Первобытный дикарь видел и знал, далее, что даже среди хищных животных есть один всеобщий закон: они никогда не убивают друг друга. Некоторые из них очень общительны – таково все собачье племя: шакалы, дикие собаки Индии и гиены.

Другие живут небольшими семействами, и даже и из них наиболее умные, как львы и леопарды, собираются для охоты, подобно племенам собак. Что же до тех немногих, которые живут – теперь, по крайней мере, – совершенно порознь, как тигры, или небольшими семьями, то они держатся того же правила: не убивают друг друга. Даже теперь, когда уже более нет бесчисленных стад, некогда населявших луговые степи, тигры, вынужденные кормиться ручными стадами человека, живут поэтому поблизости от деревень – даже теперь мы знаем от крестьян в Индии, что тигры держатся каждый своего владения, не ведя между собой междоусобных войн. При этом оказывается весьма вероятным, что даже те немногие виды, в которых особи живут теперь в одиночку, как тигры, мелкие породы кошек (почти все они – ночные животные), медведи, семейство куниц, лисицы, ежи и некоторые другие, – даже эти виды не всегда вели одинокую жизнь. Для некоторых из них (лисицы, медведи) я нашел положительные свидетельства, что они оставались общественными, покуда не началось их истребление человеком, а иные и по сию пору живут обществами в незаселенных пустынях; так что мы имеем полное основание думать, что почти все они некогда жили обществами. Но если бы даже всегда существовало несколько необщительных видов, то мы можем положительно утверждать, что такие виды были исключением из общего правила.
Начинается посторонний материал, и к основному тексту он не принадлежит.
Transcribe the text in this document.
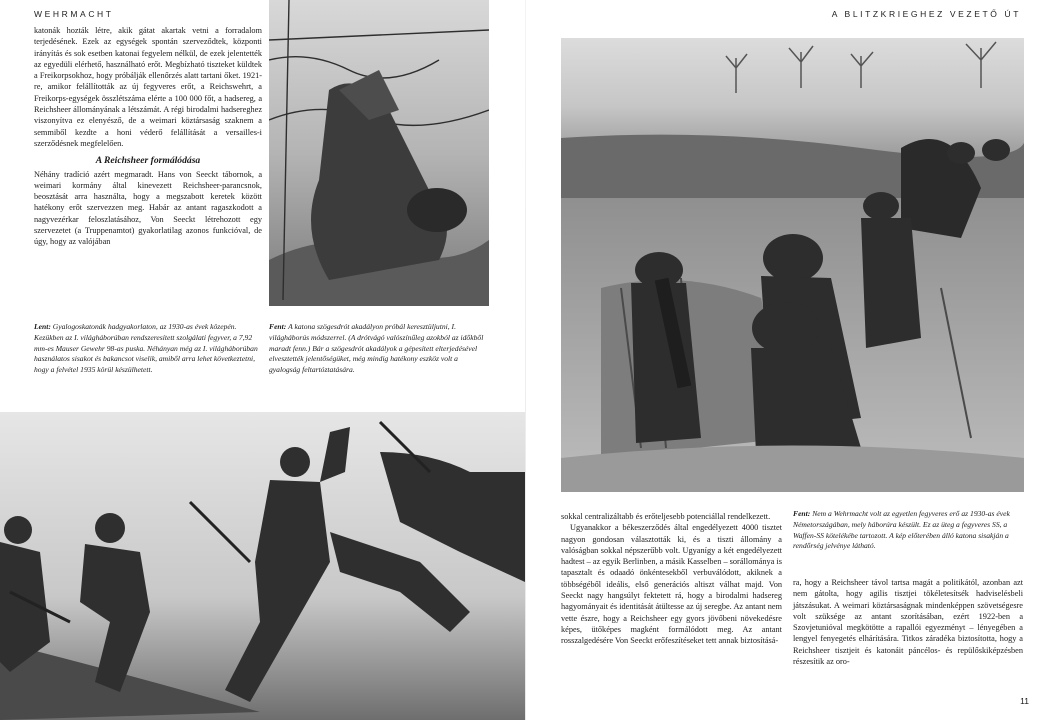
WEHRMACHT

katonák hozták létre, akik gátat akartak vetni a forradalom terjedésének. Ezek az egységek spontán szerveződtek, központi irányítás és sok esetben katonai fegyelem nélkül, de ezek jelentették az egyedüli elérhető, használható erőt. Megbízható tiszteket küldtek a Freikorpsokhoz, hogy próbálják ellenőrzés alatt tartani őket. 1921-re, amikor felállították az új fegyveres erőt, a Reichswehrt, a Freikorps-egységek összlétszáma elérte a 100 000 főt, a hadsereg, a Reichsheer állományának a létszámát. A régi birodalmi hadsereghez viszonyítva ez elenyésző, de a weimari köztársaság szaknem a semmiből kezdte a honi véderő felállítását a versailles-i szerződésnek megfelelően.

A Reichsheer formálódása

Néhány tradíció azért megmaradt. Hans von Seeckt tábornok, a weimari kormány által kinevezett Reichsheer-parancsnok, beosztását arra használta, hogy a megszabott keretek között hatékony erőt szervezzen meg. Habár az antant ragaszkodott a nagyvezérkar feloszlatásához, Von Seeckt létrehozott egy szervezetet (a Truppenamtot) gyakorlatilag azonos funkcióval, de úgy, hogy az valójában

Lent: Gyalogoskatonák hadgyakorlaton, az 1930-as évek közepén. Kezükben az I. világháborúban rendszeresített szolgálati fegyver, a 7,92 mm-es Mauser Gewehr 98-as puska. Néhányan még az I. világháborúban használatos sisakot és bakancsot viselik, amiből arra lehet következtetni, hogy a felvétel 1935 körül készülhetett.
Fent: A katona szögesdrót akadályon próbál keresztüljutni, I. világháborús módszerrel. (A drótvágó valószínűleg azokból az időkből maradt fenn.) Bár a szögesdrót akadályok a gépesített elterjedésével elvesztették jelentőségüket, még mindig hatékony eszköz volt a gyalogság feltartóztatására.
A BLITZKRIEGHEZ VEZETŐ ÚT

sokkal centralizáltabb és erőteljesebb potenciállal rendelkezett.

Ugyanakkor a békeszerződés által engedélyezett 4000 tisztet nagyon gondosan választották ki, és a tiszti állomány a valóságban sokkal népszerűbb volt. Ugyanígy a két engedélyezett hadtest – az egyik Berlinben, a másik Kasselben – sorállománya is tapasztalt és odaadó önkéntesekből verbuválódott, akiknek a többségéből ideális, első generációs altiszt válhat majd. Von Seeckt nagy hangsúlyt fektetett rá, hogy a birodalmi hadsereg hagyományait és identitását átültesse az új seregbe. Az antant nem vette észre, hogy a Reichsheer egy gyors jövőbeni növekedésre képes, ütőképes magként formálódott meg. Az antant rosszalgedésére Von Seeckt erőfeszítéseket tett annak biztosításá-

Fent: Nem a Wehrmacht volt az egyetlen fegyveres erő az 1930-as évek Németországában, mely háborúra készült. Ez az üteg a fegyveres SS, a Waffen-SS kötelékébe tartozott. A kép előterében álló katona sisakján a rendőrség jelvénye látható.

ra, hogy a Reichsheer távol tartsa magát a politikától, azonban azt nem gátolta, hogy agilis tisztjei tökéletesítsék hadviselésbeli játszásukat. A weimari köztársaságnak mindenképpen szövetségesre volt szüksége az antant szorításában, ezért 1922-ben a Szovjetunióval megkötötte a rapallói egyezményt – lényegében a lengyel fenyegetés elhárítására. Titkos záradéka biztosította, hogy a Reichsheer tisztjeit és katonáit páncélos- és repülőskiképzésben részesítik az oro-

11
Урок природы был, следовательно, тот, что даже самые сильные звери вынуждены жить сообща. Те же, кому хоть раз в жизни приходилось увидеть нападение, например, диких индийских собак на крупных сильных хищников, конечно, раз навсегда понимали силу родового союза и то доверие к своим силам и храбрости, которые союз внушает каждой особи.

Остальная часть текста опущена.